PE giant in talks with Stanlow refinery owner Essar over £400m refinance deal

Stanlow

Apollo Global Management is in talks with Essar UK over a £400m refinancing deal, it has been reported.

The private equity giant had had been in talks with the owners of the struggling Stanlow oil refinery for several weeks over a deal that would involve it taking a significant position in the company’s capital structure, Sky News reported.

However, a source close to the investment group told Sky that a deal was far from certain. A spokesperson for Essar declined to comment on specific names, saying instead that the firm was speaking to multiple finance providers.

However, it said it was “confident” that it would put in place “an optimal financing solution” for the company.

The news comes with representatives for the firm this week in negotiations with government officials after it emerged the plant was close to collapse.

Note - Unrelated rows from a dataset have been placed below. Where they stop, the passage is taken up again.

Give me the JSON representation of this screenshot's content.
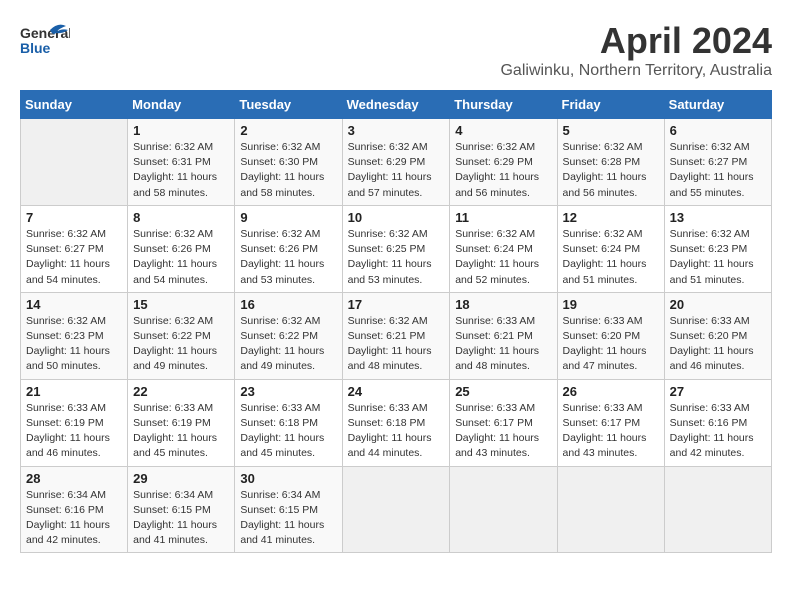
{
  "header": {
    "logo_general": "General",
    "logo_blue": "Blue",
    "month": "April 2024",
    "location": "Galiwinku, Northern Territory, Australia"
  },
  "days_of_week": [
    "Sunday",
    "Monday",
    "Tuesday",
    "Wednesday",
    "Thursday",
    "Friday",
    "Saturday"
  ],
  "weeks": [
    [
      {
        "day": "",
        "info": ""
      },
      {
        "day": "1",
        "info": "Sunrise: 6:32 AM\nSunset: 6:31 PM\nDaylight: 11 hours\nand 58 minutes."
      },
      {
        "day": "2",
        "info": "Sunrise: 6:32 AM\nSunset: 6:30 PM\nDaylight: 11 hours\nand 58 minutes."
      },
      {
        "day": "3",
        "info": "Sunrise: 6:32 AM\nSunset: 6:29 PM\nDaylight: 11 hours\nand 57 minutes."
      },
      {
        "day": "4",
        "info": "Sunrise: 6:32 AM\nSunset: 6:29 PM\nDaylight: 11 hours\nand 56 minutes."
      },
      {
        "day": "5",
        "info": "Sunrise: 6:32 AM\nSunset: 6:28 PM\nDaylight: 11 hours\nand 56 minutes."
      },
      {
        "day": "6",
        "info": "Sunrise: 6:32 AM\nSunset: 6:27 PM\nDaylight: 11 hours\nand 55 minutes."
      }
    ],
    [
      {
        "day": "7",
        "info": "Sunrise: 6:32 AM\nSunset: 6:27 PM\nDaylight: 11 hours\nand 54 minutes."
      },
      {
        "day": "8",
        "info": "Sunrise: 6:32 AM\nSunset: 6:26 PM\nDaylight: 11 hours\nand 54 minutes."
      },
      {
        "day": "9",
        "info": "Sunrise: 6:32 AM\nSunset: 6:26 PM\nDaylight: 11 hours\nand 53 minutes."
      },
      {
        "day": "10",
        "info": "Sunrise: 6:32 AM\nSunset: 6:25 PM\nDaylight: 11 hours\nand 53 minutes."
      },
      {
        "day": "11",
        "info": "Sunrise: 6:32 AM\nSunset: 6:24 PM\nDaylight: 11 hours\nand 52 minutes."
      },
      {
        "day": "12",
        "info": "Sunrise: 6:32 AM\nSunset: 6:24 PM\nDaylight: 11 hours\nand 51 minutes."
      },
      {
        "day": "13",
        "info": "Sunrise: 6:32 AM\nSunset: 6:23 PM\nDaylight: 11 hours\nand 51 minutes."
      }
    ],
    [
      {
        "day": "14",
        "info": "Sunrise: 6:32 AM\nSunset: 6:23 PM\nDaylight: 11 hours\nand 50 minutes."
      },
      {
        "day": "15",
        "info": "Sunrise: 6:32 AM\nSunset: 6:22 PM\nDaylight: 11 hours\nand 49 minutes."
      },
      {
        "day": "16",
        "info": "Sunrise: 6:32 AM\nSunset: 6:22 PM\nDaylight: 11 hours\nand 49 minutes."
      },
      {
        "day": "17",
        "info": "Sunrise: 6:32 AM\nSunset: 6:21 PM\nDaylight: 11 hours\nand 48 minutes."
      },
      {
        "day": "18",
        "info": "Sunrise: 6:33 AM\nSunset: 6:21 PM\nDaylight: 11 hours\nand 48 minutes."
      },
      {
        "day": "19",
        "info": "Sunrise: 6:33 AM\nSunset: 6:20 PM\nDaylight: 11 hours\nand 47 minutes."
      },
      {
        "day": "20",
        "info": "Sunrise: 6:33 AM\nSunset: 6:20 PM\nDaylight: 11 hours\nand 46 minutes."
      }
    ],
    [
      {
        "day": "21",
        "info": "Sunrise: 6:33 AM\nSunset: 6:19 PM\nDaylight: 11 hours\nand 46 minutes."
      },
      {
        "day": "22",
        "info": "Sunrise: 6:33 AM\nSunset: 6:19 PM\nDaylight: 11 hours\nand 45 minutes."
      },
      {
        "day": "23",
        "info": "Sunrise: 6:33 AM\nSunset: 6:18 PM\nDaylight: 11 hours\nand 45 minutes."
      },
      {
        "day": "24",
        "info": "Sunrise: 6:33 AM\nSunset: 6:18 PM\nDaylight: 11 hours\nand 44 minutes."
      },
      {
        "day": "25",
        "info": "Sunrise: 6:33 AM\nSunset: 6:17 PM\nDaylight: 11 hours\nand 43 minutes."
      },
      {
        "day": "26",
        "info": "Sunrise: 6:33 AM\nSunset: 6:17 PM\nDaylight: 11 hours\nand 43 minutes."
      },
      {
        "day": "27",
        "info": "Sunrise: 6:33 AM\nSunset: 6:16 PM\nDaylight: 11 hours\nand 42 minutes."
      }
    ],
    [
      {
        "day": "28",
        "info": "Sunrise: 6:34 AM\nSunset: 6:16 PM\nDaylight: 11 hours\nand 42 minutes."
      },
      {
        "day": "29",
        "info": "Sunrise: 6:34 AM\nSunset: 6:15 PM\nDaylight: 11 hours\nand 41 minutes."
      },
      {
        "day": "30",
        "info": "Sunrise: 6:34 AM\nSunset: 6:15 PM\nDaylight: 11 hours\nand 41 minutes."
      },
      {
        "day": "",
        "info": ""
      },
      {
        "day": "",
        "info": ""
      },
      {
        "day": "",
        "info": ""
      },
      {
        "day": "",
        "info": ""
      }
    ]
  ]
}
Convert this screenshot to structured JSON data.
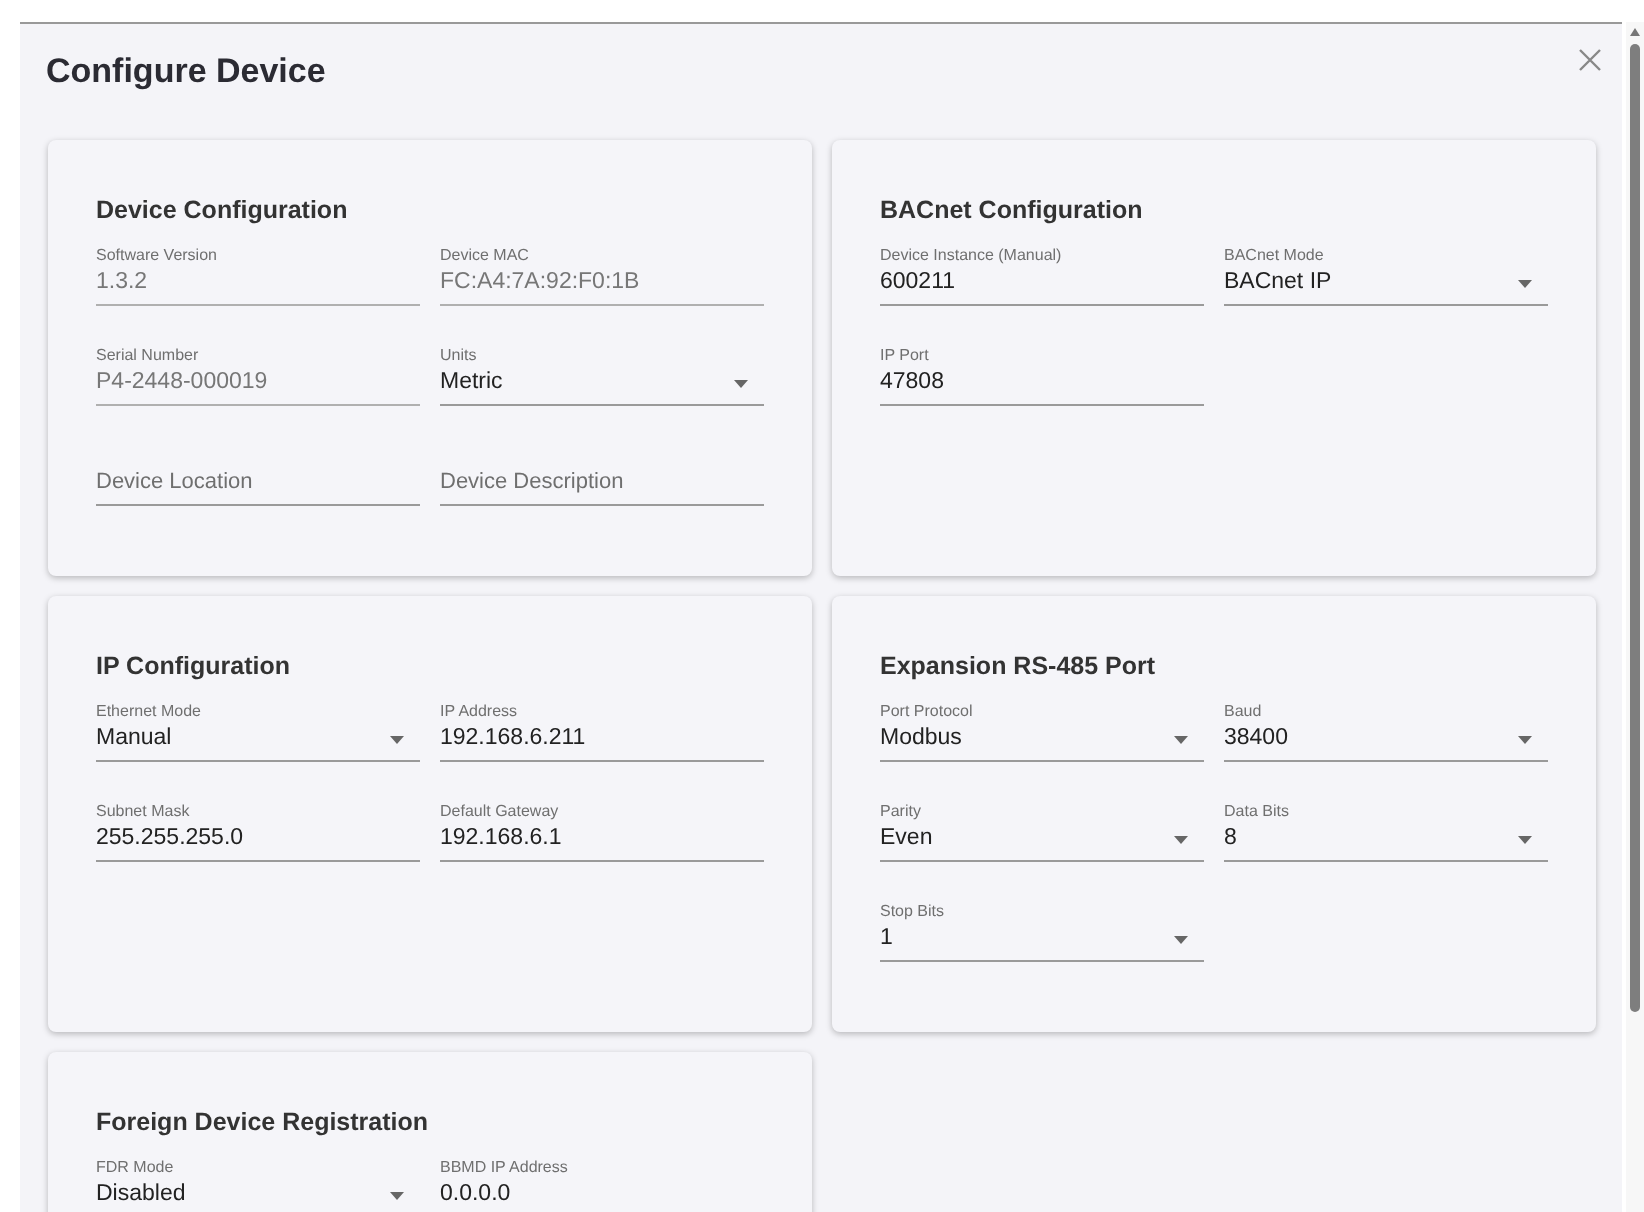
{
  "dialog": {
    "title": "Configure Device"
  },
  "cards": [
    {
      "title": "Device Configuration",
      "fields": [
        {
          "kind": "text",
          "label": "Software Version",
          "value": "1.3.2",
          "disabled": true
        },
        {
          "kind": "text",
          "label": "Device MAC",
          "value": "FC:A4:7A:92:F0:1B",
          "disabled": true
        },
        {
          "kind": "text",
          "label": "Serial Number",
          "value": "P4-2448-000019",
          "disabled": true
        },
        {
          "kind": "select",
          "label": "Units",
          "value": "Metric",
          "disabled": false
        },
        {
          "kind": "text",
          "placeholder": "Device Location"
        },
        {
          "kind": "text",
          "placeholder": "Device Description"
        }
      ]
    },
    {
      "title": "BACnet Configuration",
      "fields": [
        {
          "kind": "text",
          "label": "Device Instance (Manual)",
          "value": "600211",
          "disabled": false
        },
        {
          "kind": "select",
          "label": "BACnet Mode",
          "value": "BACnet IP",
          "disabled": false
        },
        {
          "kind": "text",
          "label": "IP Port",
          "value": "47808",
          "disabled": false
        }
      ]
    },
    {
      "title": "IP Configuration",
      "fields": [
        {
          "kind": "select",
          "label": "Ethernet Mode",
          "value": "Manual",
          "disabled": false
        },
        {
          "kind": "text",
          "label": "IP Address",
          "value": "192.168.6.211",
          "disabled": false
        },
        {
          "kind": "text",
          "label": "Subnet Mask",
          "value": "255.255.255.0",
          "disabled": false
        },
        {
          "kind": "text",
          "label": "Default Gateway",
          "value": "192.168.6.1",
          "disabled": false
        }
      ]
    },
    {
      "title": "Expansion RS-485 Port",
      "fields": [
        {
          "kind": "select",
          "label": "Port Protocol",
          "value": "Modbus",
          "disabled": false
        },
        {
          "kind": "select",
          "label": "Baud",
          "value": "38400",
          "disabled": false
        },
        {
          "kind": "select",
          "label": "Parity",
          "value": "Even",
          "disabled": false
        },
        {
          "kind": "select",
          "label": "Data Bits",
          "value": "8",
          "disabled": false
        },
        {
          "kind": "select",
          "label": "Stop Bits",
          "value": "1",
          "disabled": false
        }
      ]
    },
    {
      "title": "Foreign Device Registration",
      "fields": [
        {
          "kind": "select",
          "label": "FDR Mode",
          "value": "Disabled",
          "disabled": false
        },
        {
          "kind": "text",
          "label": "BBMD IP Address",
          "value": "0.0.0.0",
          "disabled": false
        }
      ]
    }
  ]
}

Essar Oil UK, which bought the 2,000-acre Stanlow Oil Refinery at the Cheshire enterprise zone from Shell in 2011, has been in urgent discussions for weeks over efforts to stabilise its finances.

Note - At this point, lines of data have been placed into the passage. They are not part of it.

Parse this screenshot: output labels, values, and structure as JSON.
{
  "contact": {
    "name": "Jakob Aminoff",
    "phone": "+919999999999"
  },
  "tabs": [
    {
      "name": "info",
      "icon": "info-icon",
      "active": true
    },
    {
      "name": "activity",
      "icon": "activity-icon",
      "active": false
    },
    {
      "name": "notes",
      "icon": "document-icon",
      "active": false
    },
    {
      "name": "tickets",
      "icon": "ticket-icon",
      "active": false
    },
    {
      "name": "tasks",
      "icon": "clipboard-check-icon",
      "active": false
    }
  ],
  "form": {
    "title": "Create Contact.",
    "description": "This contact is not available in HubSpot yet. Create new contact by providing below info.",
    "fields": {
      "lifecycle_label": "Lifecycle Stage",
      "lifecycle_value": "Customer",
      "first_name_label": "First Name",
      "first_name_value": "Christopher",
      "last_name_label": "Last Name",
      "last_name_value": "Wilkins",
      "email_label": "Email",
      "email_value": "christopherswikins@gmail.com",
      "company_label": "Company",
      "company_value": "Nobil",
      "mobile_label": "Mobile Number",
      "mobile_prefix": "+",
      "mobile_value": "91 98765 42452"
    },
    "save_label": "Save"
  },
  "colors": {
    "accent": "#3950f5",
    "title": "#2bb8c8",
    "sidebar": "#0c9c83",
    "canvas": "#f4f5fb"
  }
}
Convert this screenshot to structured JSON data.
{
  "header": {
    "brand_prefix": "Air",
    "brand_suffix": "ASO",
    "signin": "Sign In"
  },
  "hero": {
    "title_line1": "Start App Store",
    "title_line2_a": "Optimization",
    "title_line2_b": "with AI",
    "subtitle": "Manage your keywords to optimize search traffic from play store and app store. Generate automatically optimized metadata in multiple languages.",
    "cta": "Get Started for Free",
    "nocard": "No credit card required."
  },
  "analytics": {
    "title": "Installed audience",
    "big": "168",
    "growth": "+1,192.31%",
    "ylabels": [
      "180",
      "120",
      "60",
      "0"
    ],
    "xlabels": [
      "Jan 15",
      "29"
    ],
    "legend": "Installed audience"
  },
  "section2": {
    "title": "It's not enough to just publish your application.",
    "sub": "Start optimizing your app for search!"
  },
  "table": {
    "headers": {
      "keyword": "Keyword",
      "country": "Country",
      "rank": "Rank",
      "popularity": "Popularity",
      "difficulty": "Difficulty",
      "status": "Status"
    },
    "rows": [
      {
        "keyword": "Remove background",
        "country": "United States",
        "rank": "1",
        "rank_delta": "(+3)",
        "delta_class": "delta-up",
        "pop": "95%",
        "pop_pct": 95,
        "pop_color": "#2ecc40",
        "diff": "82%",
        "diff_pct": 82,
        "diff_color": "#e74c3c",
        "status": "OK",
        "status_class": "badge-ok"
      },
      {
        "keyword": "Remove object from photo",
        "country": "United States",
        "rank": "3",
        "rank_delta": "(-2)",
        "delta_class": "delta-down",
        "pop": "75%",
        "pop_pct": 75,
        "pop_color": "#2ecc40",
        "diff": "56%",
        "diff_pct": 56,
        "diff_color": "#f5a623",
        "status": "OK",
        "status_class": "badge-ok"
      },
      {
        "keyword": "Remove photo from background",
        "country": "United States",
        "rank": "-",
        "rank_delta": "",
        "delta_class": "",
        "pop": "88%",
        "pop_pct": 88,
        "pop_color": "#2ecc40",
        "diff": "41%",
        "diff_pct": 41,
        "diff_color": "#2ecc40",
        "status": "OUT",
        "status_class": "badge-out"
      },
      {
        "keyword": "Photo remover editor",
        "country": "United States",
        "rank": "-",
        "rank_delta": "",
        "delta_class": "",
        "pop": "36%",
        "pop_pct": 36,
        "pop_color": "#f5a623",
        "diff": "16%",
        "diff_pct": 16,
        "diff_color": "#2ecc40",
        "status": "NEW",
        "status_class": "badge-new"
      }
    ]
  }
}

Whitehall officials have reportedly been warned of the company’s declining financial position amid fears it might be close to collapse. Further talks are due to be held this week.

The Stanlow plant, which is near Ellesmere Port, provides about 16 per cent of the UK’s transport fuel. The site directly employs more than 900 people, with an additional 800 on-site contractors and a further 5000 people working indirectly within the extended value chain.

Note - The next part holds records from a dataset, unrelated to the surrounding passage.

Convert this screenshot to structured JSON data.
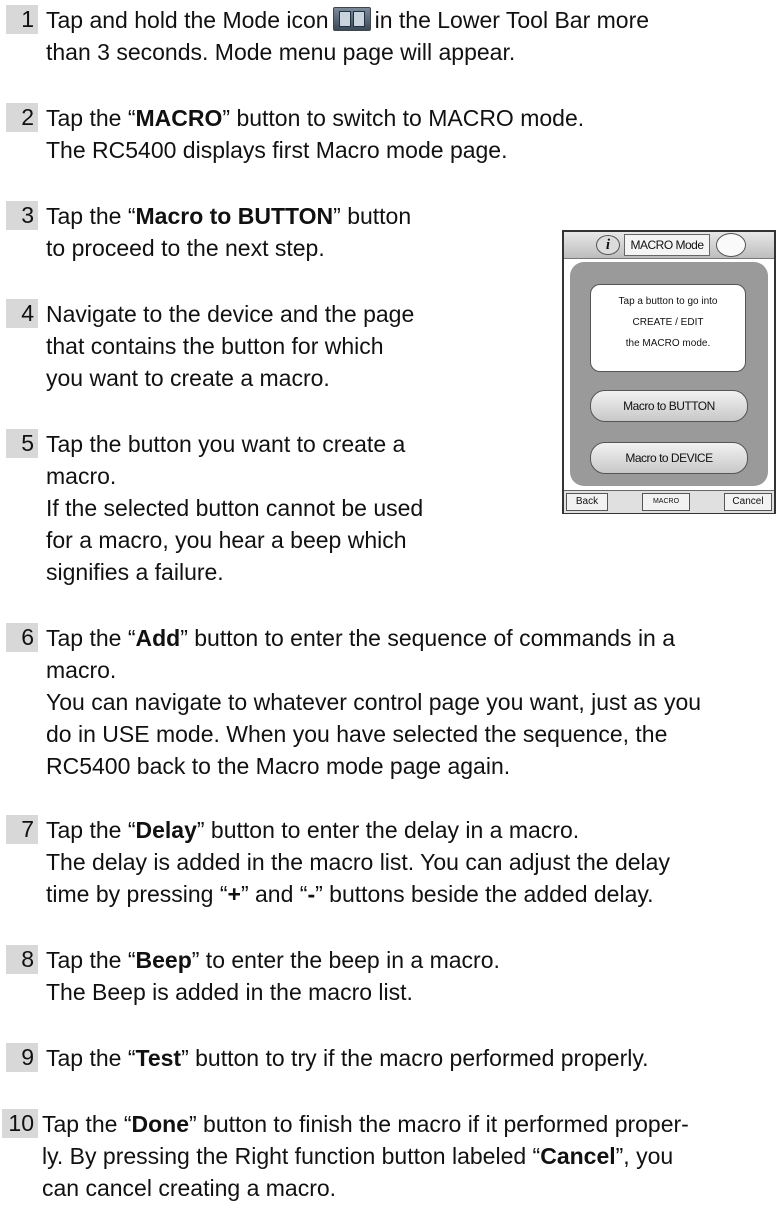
{
  "steps": [
    {
      "num": "1",
      "lines": [
        {
          "parts": [
            "Tap and hold the Mode icon",
            "in the Lower Tool Bar more"
          ]
        },
        {
          "text": "than 3 seconds. Mode menu page will appear."
        }
      ]
    },
    {
      "num": "2",
      "l1": [
        "Tap the “",
        "MACRO",
        "” button to switch to MACRO mode."
      ],
      "l2": "The RC5400 displays first Macro mode page."
    },
    {
      "num": "3",
      "l1": [
        "Tap the “",
        "Macro to BUTTON",
        "” button"
      ],
      "l2": "to proceed to the next step."
    },
    {
      "num": "4",
      "lines": [
        "Navigate to the device and the page",
        "that contains the button for which",
        "you want  to create a macro."
      ]
    },
    {
      "num": "5",
      "lines": [
        "Tap the button you want to create a",
        "macro.",
        "If the selected button cannot be used",
        "for a macro, you hear a beep which",
        "signifies a failure."
      ]
    },
    {
      "num": "6",
      "l1": [
        "Tap the “",
        "Add",
        "” button to enter the sequence of commands in a"
      ],
      "lines": [
        "macro.",
        "You can navigate to whatever control page you want, just as you",
        "do in USE mode. When you have selected the sequence, the",
        "RC5400 back to the Macro mode page again."
      ]
    },
    {
      "num": "7",
      "l1": [
        "Tap the “",
        "Delay",
        "” button to enter the delay in a macro."
      ],
      "l2": "The delay is added in the macro list. You can adjust the delay",
      "l3": [
        "time by pressing “",
        "+",
        "” and “",
        "-",
        "” buttons beside the added delay."
      ]
    },
    {
      "num": "8",
      "l1": [
        "Tap the “",
        "Beep",
        "” to enter the beep in a macro."
      ],
      "l2": "The Beep is added in the macro list."
    },
    {
      "num": "9",
      "l1": [
        "Tap the “",
        "Test",
        "” button to try if the macro performed properly."
      ]
    },
    {
      "num": "10",
      "l1": [
        "Tap the “",
        "Done",
        "” button to finish the macro if it performed proper-"
      ],
      "l2": [
        "ly. By pressing the Right function button labeled “",
        "Cancel",
        "”, you"
      ],
      "l3": "can cancel creating a macro."
    }
  ],
  "device_screen": {
    "info_icon": "i",
    "title": "MACRO Mode",
    "message": [
      "Tap a button to go into",
      "CREATE / EDIT",
      "the MACRO mode."
    ],
    "buttons": [
      "Macro to BUTTON",
      "Macro to DEVICE"
    ],
    "softkeys": {
      "left": "Back",
      "center": "MACRO",
      "right": "Cancel"
    }
  }
}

Among Essar’s expansion plans at Stanlow are proposals to build a £600m facility to convert non-recyclable household waste into sustainable aviation fuel, in partnership with US-based Fulcrum BioEnergy. The project would use Fulcrum’s waste-to-fuel process, which is already being deployed at its facility outside Reno, Nevada.

The proposed Cheshire bio-refinery would be Fulcrum’s first outside the US and seek to convert several hundred thousand tonnes of pre-processed waste that would have otherwise been destined for incineration or landfill, into approximately 100 million litres of low carbon sustainable aviation fuel, known as SAF, annually. The scheme is awaiting planning permission.